2. How and when did you get into making music?
It was the wish to be active—not “just” consuming a party—in the club scene and give something I love and think other people would like to enjoy, to mix and to share time and space with the crowd. It is the part of curating a time slot or a night.

3. What are 5 of your favourite albums of all time?
Difficult, there are various. The one I love-besides my techno records—for a very long time are

Sade – Promise
The Beatles – Magical Mystery Tour
Beasty Boys – Ill Communication
Prince – Diamonds and Pearls
Air – The Virgin Suicides (Soundtrack)

4. What do you associate with Berlin?
The joy of ridding by bike in summer, my friends and my home base ://about blank.

5. What’s your favourite place in your town?
There is a little peninsula and beautiful riverside in Kreuzberg where I enjoy the early morning hours every day with my dog.

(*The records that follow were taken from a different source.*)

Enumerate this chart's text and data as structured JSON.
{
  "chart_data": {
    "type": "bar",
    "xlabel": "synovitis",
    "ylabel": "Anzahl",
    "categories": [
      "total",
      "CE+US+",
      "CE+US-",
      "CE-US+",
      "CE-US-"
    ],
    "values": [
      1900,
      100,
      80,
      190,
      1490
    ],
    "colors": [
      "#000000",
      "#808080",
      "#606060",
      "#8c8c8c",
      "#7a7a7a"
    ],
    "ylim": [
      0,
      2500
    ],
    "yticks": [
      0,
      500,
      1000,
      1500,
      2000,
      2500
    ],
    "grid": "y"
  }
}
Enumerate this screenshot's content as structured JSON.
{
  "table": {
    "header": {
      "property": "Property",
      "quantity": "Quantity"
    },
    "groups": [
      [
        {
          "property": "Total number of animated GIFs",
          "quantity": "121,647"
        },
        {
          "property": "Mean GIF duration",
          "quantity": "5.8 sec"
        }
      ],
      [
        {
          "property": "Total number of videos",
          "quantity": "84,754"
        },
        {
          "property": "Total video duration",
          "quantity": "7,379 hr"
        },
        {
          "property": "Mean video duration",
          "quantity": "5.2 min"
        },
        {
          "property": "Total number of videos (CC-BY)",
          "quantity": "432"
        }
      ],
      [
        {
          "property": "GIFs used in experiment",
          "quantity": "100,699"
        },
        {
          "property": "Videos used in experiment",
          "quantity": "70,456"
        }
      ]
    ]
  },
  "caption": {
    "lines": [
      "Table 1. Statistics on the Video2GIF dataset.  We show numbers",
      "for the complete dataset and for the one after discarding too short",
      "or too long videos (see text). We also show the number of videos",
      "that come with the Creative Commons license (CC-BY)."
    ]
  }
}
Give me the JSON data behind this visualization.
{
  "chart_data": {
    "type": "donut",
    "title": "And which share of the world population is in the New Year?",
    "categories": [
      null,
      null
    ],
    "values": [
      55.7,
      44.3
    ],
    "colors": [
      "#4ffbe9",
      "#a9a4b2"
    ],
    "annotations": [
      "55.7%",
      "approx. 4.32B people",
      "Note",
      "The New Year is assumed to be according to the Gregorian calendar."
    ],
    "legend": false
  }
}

6. If there was no music in the world, what would you do instead?
Writing.

7. What was the last record/music you bought?
Beside my techno records: Moonlight (The Soundtrack)

8. Who would you most like to collaborate with?
I enjoyed a lot to play several gigs in cities of Eastern and South-eastern Europe. As a person who grow up in the GDR I would like to connect more with these scenes, who share the experience of real socialism too and see how it influences our understand ing of music, art, places…

9. What was your best gig (as performer or spectator)?
There are three gigs I have and try to hold in mind:
1. the garden closing @ ://about blank birthday this year because of the best crowd ever!
2. a dj set in front of a small but very warm crowd at a festival close to Leipzig, which is organized collectively and something like a must-go every year—I love the small and beautiful self-organized festivals
3. my first gig at Berghain (it will never be again like the first time because of the emotions that comes up at this place)

10. How important is technology to your creative process?
Well, honestly I need records and turntables, I’m more the old-fashioned DJ. ;)

11. Do you have siblings and how do they feel about your career/art?
I’m aware of how it works at the music business and I have to say there is a lot that I criticize especially in relation to the lack of visibility of female or LGBTI positions in it. For me as a DJ the most important is to share—music, time, space—and have good moments like surprizing and inspiring sets and conversations. That is why I decided not to earn my money with it, it makes it easier to decide at which place and with which crowd you want to spend time. As a female artist, who is traveling alone to gigs and has to deal with sexist behaviour sometimes, this is an important freedom I need to have. I also think I couldn’t be as creative as I want during my sets when I need to play every weekend or two times a weekend, which maybe is seen as the “usual” dj career.